Cette nouvelle percée du groupe armé antigouvernemental M23, qui affirme défendre les intérêts des populations tutsi de la région, intervient près d’un an après l’offensive éclair qui lui avait permis avec ses alliés rwandais de s’emparer entre janvier et février des deux grandes villes de l’est de la République démocratique du Congo (RDC), Goma et Bukavu.

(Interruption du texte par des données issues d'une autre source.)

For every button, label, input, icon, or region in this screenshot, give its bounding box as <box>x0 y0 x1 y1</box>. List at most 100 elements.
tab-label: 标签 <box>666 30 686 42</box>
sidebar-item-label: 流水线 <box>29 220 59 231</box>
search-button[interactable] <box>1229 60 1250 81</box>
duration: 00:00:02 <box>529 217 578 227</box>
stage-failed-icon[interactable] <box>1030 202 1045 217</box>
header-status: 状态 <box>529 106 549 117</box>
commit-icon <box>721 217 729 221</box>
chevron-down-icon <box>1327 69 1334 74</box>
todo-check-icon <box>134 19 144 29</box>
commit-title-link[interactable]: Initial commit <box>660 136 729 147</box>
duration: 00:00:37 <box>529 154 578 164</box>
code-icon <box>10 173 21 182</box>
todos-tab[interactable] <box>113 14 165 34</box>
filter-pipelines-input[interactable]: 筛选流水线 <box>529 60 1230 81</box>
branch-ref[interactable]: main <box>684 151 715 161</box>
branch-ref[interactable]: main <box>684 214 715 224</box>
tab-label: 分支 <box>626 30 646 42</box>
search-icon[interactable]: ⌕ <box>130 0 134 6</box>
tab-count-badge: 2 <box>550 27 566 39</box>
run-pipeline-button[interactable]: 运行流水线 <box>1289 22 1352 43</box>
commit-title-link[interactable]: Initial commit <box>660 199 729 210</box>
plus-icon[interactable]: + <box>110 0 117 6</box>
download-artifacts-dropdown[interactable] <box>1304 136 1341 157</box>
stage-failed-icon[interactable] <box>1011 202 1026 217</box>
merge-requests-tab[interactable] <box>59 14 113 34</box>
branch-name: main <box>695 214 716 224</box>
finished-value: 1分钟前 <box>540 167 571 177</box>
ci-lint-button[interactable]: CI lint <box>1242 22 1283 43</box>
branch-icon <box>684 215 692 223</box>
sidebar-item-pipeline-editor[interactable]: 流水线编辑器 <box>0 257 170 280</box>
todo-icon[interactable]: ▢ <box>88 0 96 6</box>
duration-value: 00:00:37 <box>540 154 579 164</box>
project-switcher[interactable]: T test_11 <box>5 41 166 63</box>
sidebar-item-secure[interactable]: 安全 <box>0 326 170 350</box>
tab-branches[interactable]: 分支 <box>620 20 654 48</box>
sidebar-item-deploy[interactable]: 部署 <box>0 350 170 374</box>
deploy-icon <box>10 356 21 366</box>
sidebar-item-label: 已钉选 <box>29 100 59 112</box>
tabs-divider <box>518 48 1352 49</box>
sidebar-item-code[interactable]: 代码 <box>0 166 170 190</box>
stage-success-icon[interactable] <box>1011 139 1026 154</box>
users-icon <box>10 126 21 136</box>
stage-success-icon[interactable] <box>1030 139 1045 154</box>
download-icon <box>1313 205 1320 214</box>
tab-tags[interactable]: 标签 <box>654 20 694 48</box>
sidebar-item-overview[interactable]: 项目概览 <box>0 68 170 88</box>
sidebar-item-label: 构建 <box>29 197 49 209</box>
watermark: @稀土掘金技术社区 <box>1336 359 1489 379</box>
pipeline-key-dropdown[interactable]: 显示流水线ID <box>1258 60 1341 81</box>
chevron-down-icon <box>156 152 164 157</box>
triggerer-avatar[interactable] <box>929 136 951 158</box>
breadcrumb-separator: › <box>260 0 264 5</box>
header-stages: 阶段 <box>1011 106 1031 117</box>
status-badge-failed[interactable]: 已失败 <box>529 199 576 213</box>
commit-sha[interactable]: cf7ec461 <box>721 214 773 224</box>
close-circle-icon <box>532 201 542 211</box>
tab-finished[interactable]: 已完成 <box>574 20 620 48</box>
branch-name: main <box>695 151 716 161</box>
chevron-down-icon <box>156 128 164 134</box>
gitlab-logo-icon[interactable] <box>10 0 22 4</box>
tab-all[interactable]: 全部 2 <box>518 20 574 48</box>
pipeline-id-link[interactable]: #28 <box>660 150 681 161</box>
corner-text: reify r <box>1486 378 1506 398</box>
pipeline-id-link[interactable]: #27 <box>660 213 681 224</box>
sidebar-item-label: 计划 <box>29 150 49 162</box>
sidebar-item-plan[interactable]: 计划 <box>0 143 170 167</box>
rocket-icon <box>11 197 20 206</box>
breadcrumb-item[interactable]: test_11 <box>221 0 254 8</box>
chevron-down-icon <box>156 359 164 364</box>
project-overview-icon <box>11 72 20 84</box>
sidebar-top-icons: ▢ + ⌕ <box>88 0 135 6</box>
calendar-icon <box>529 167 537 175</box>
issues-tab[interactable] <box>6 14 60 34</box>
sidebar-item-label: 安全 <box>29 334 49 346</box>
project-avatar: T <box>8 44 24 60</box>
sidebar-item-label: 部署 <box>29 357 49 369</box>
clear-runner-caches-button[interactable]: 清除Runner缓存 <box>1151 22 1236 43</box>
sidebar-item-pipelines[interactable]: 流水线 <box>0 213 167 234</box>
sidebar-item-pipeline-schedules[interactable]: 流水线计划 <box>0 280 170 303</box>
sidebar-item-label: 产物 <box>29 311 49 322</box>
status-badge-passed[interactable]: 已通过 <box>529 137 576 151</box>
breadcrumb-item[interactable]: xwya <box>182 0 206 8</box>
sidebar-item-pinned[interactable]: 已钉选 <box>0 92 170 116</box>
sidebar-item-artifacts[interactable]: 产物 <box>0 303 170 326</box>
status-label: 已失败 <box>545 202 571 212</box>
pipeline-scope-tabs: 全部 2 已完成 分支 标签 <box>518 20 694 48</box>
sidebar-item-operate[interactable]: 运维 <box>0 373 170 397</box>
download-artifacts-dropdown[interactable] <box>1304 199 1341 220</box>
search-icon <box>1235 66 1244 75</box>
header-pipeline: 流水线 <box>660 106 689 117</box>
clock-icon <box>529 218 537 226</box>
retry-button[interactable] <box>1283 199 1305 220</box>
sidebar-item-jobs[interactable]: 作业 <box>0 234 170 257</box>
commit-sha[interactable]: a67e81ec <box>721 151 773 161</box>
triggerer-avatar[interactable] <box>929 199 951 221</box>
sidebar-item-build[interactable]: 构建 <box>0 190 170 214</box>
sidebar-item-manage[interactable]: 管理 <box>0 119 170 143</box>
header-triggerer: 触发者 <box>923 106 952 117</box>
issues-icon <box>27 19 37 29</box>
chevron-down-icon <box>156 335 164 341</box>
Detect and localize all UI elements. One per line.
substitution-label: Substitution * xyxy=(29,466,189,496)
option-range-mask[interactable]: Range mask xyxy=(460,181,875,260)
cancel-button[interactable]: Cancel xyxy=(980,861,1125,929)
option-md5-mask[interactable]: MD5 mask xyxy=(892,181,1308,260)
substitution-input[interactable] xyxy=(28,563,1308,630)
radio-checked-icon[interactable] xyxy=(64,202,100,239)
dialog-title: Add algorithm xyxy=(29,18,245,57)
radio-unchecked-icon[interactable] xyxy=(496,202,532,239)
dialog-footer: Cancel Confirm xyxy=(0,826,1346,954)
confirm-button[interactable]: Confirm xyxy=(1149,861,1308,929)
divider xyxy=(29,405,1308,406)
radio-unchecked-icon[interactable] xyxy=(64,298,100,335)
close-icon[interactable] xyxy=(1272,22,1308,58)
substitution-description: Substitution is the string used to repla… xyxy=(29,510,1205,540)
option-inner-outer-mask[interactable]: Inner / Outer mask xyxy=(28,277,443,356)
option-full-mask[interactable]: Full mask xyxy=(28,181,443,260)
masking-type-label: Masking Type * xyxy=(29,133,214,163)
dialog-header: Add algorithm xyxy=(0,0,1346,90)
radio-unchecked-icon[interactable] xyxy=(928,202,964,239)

Depuis mars, le front s’était relativement stabilisé et des pourparlers avaient été engagés ces derniers mois. Jeudi dernier, le président congolais Félix Tshisekedi et son homologue rwandais Paul Kagame ont ratifié à Washington un accord visant à mettre un terme au conflit et qualifié de « miracle » par le président américain Donald Trump.
L’accord, dont la mise en œuvre s’annonçait déjà difficile lorsqu’il avait été conclu en juin, prévoit une contrepartie économique promettant d’assurer à l’industrie de pointe américaine un approvisionnement en minerais stratégiques. L’Est congolais, région frontalière du Rwanda et en proie à des conflits depuis trente ans, est riche en ressources naturelles.
Mardi soir, au terme d’une avancée rapide, des combattants du M23 soutenus dans l’est de la RDC par 6.000 à 7.000 soldats rwandais selon des experts de l’ONU, sont entrés par le nord de l’agglomération d’Uvira, selon des sources sécuritaires et militaires.